Alors que le pays est traversé par de nombreuses crises, les déclarations du diplomate français l’ont inscrit dans le champ politique et font désormais de lui une cible privilégiée des activistes camerounais. À grand renfort de pétitions, et même de deepfakes, ils multiplient les attaques contre le représentant de la France au Cameroun.
Rien ne les arrête. Ils se mettent maintenant à fabriquer des #deepfakes.
— Christophe Guilhou (@ChrisGuilhou) June 27, 2020
Merci à France 24 pour le travail de vérification et de dénonciation. https://t.co/409fO9FUJK
Très souvent en harmonie avec Yaoundé dans les multiples crises qui déchirent l’État, la France se trouve une fois de plus au banc des accusés et les déclarations controversées de Christophe Guilhou n’arrangent pas les choses. Pour Dalvarice Ngoudjou, la volonté de la France de jouer un rôle dans la bataille de succession en cours au Cameroun n’est pas une vue de l’esprit.
«C'est pratiquement de l'ingérence. La transition au Cameroun ne doit se gérer que par les Camerounais. Je pense que les Camerounais devraient prendre leurs responsabilités», estime l’analyste.
Une lecture que partage, dans une déclaration à Sputnik, Aristide Mono, politologue et enseignant en sciences politiques à l’université de Yaoundé II. Pour lui, «la France est restée dans une posture paternaliste vis-à-vis du Cameroun depuis des lustres, développe-t-il. Le fait que le régime de Yaoundé ait permis depuis des décennies à la France d’avoir la mainmise sur le Cameroun ne peut que conforter les soupçons de jeux troubles de Christophe Guilhou dans le contexte actuel».
Des relations privilégiées «normales»
Si certains voient dans l’omniprésence du diplomate français une volonté manifeste de s’ingérer dans les affaires intérieures du pays, d’autres jugent ses déclarations normales et consubstantielles à sa fonction de représentant du partenaire stratégique du Cameroun qu’est la France. Pour Frank Ebogo, expert en relations internationales et études stratégiques à l'université Yaoundé 2, on ne peut pas parler d’ingérence, encore moins de manœuvres pour assurer la succession.
«Les rencontres fréquentes entre le président Paul Biya et l’ambassadeur de France au Cameroun entrent dans la routine des pratiques diplomatiques.
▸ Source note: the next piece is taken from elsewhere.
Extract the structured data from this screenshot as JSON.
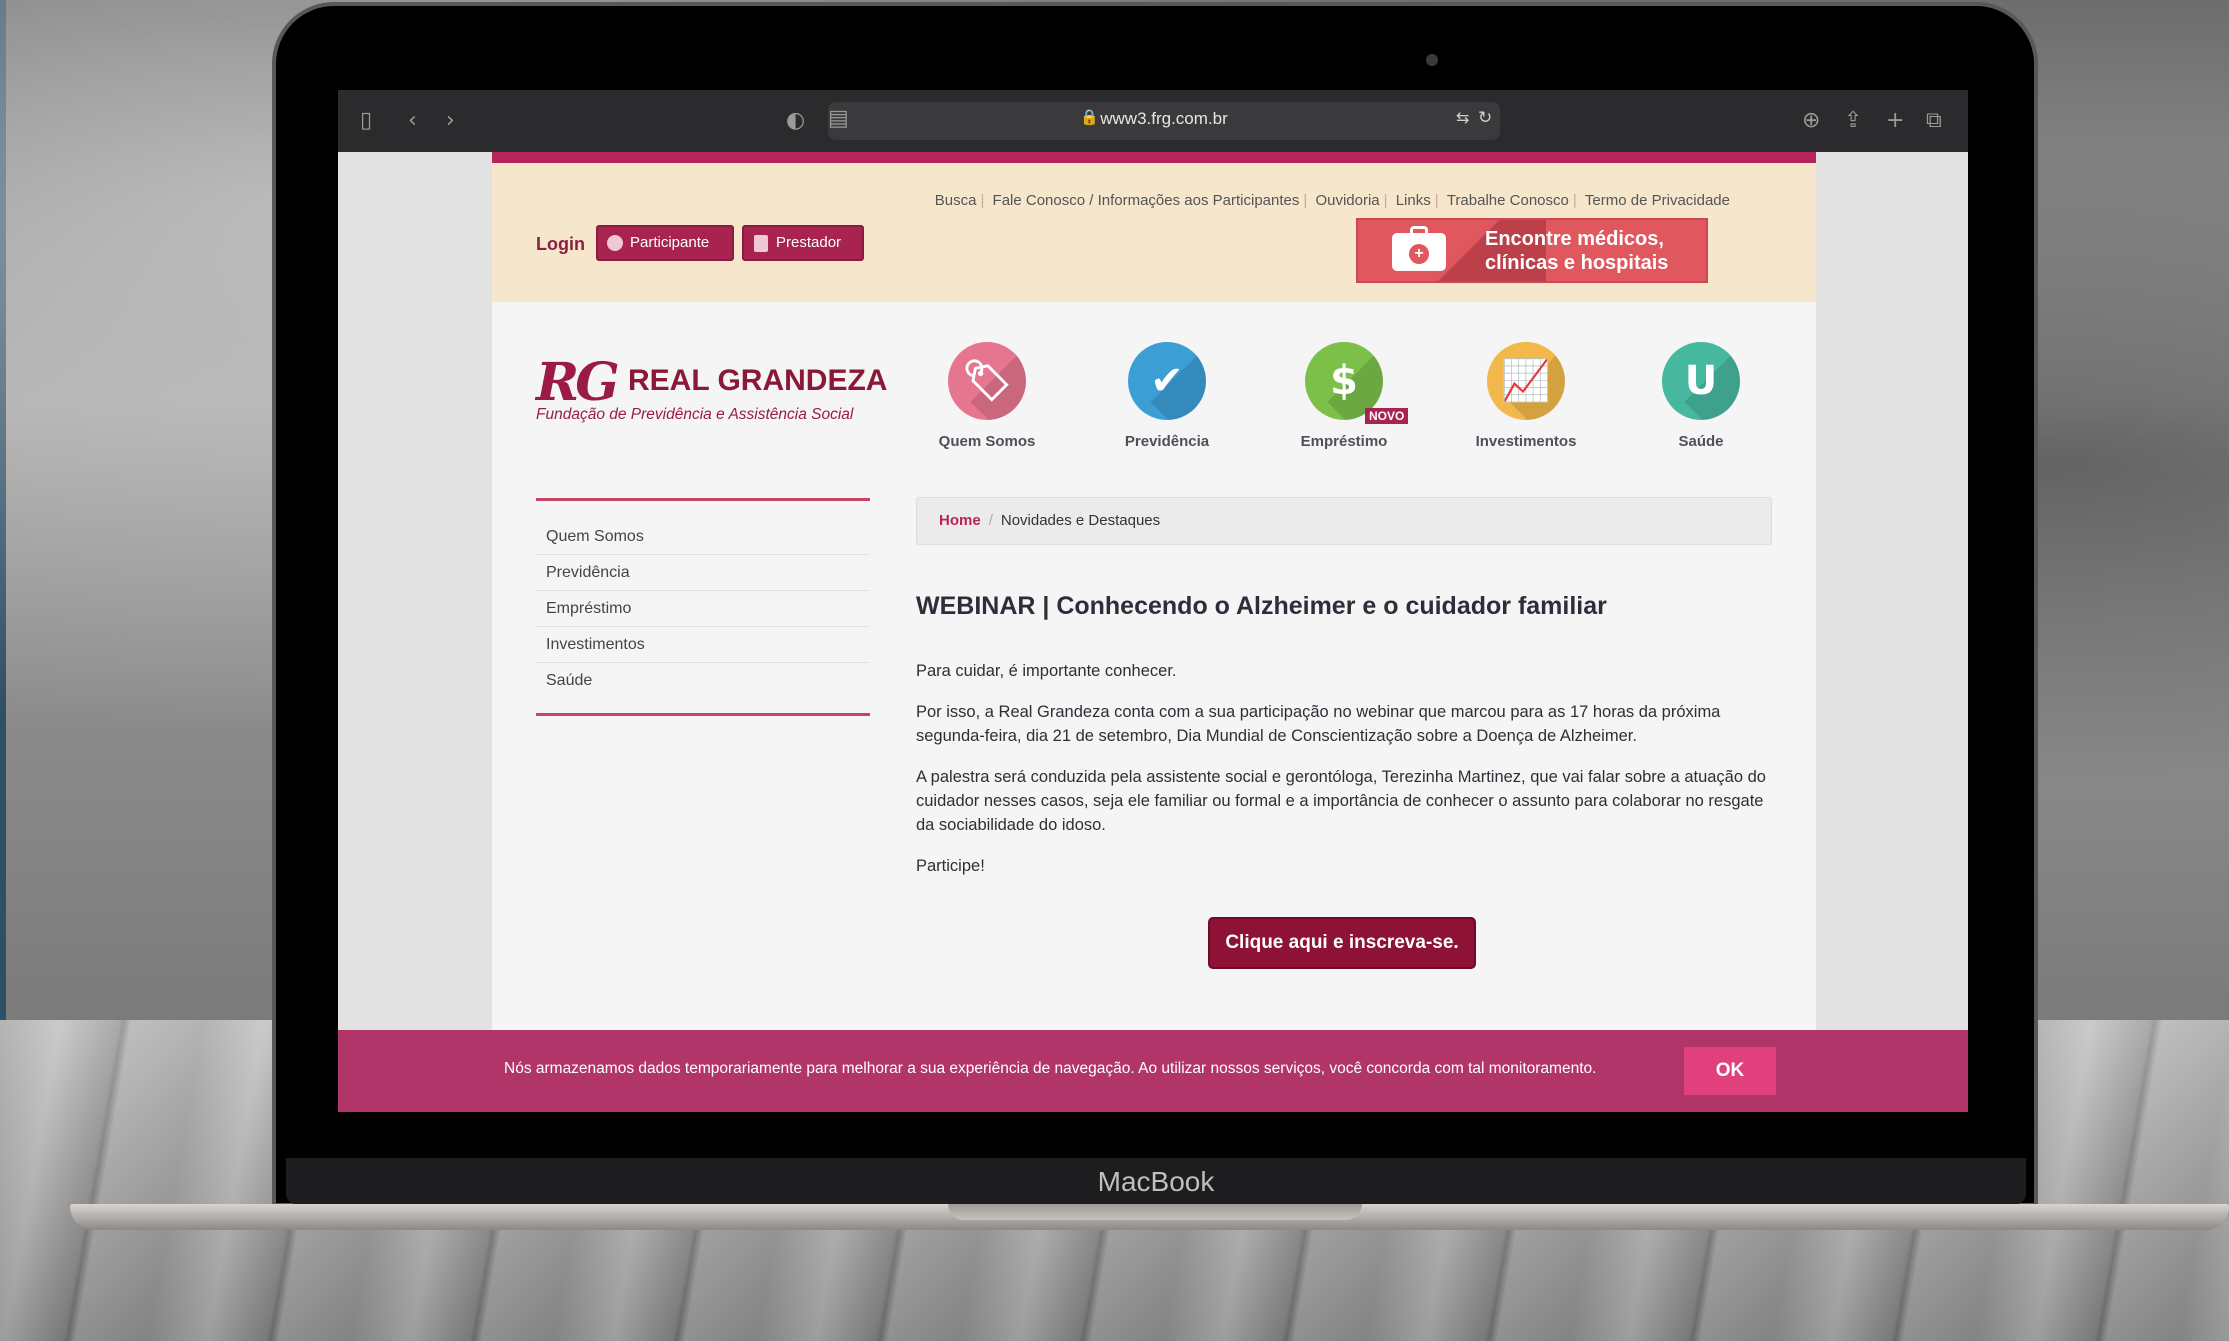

Il est constant, eu égard à certaines considérations liées à la géographie ou à l’histoire, que certains pays entretiennent des relations privilégiées», argue-t-il.
«D’une part, la France fait partie des pays qui ont apporté une contribution remarquable au Cameroun dans la crise sanitaire actuelle. Rien d’étonnant donc, si la première audience en contexte pandémique a été accordée au diplomate français. D’autre part, on est certain que les échanges entre ces deux personnalités tournent autour de la situation qui prévaut dans les régions anglophones», poursuit Frank Ebogo.
À 87 ans, le Président camerounais, au pouvoir depuis 1982, tient le gouvernail d’un pays déchiré par de violentes crises, dont la plus meurtrière est le conflit séparatiste dans les régions anglophones du Nord-Ouest et du Sud-Ouest. Alors que la question de la succession à la tête du Cameroun, avec l’hypothèse d’une passation de pouvoir dans le clan de Paul Biya, est de plus en plus au centre de l’actualité, beaucoup ont le regard tourné sur le rôle que Paris pourrait y jouer.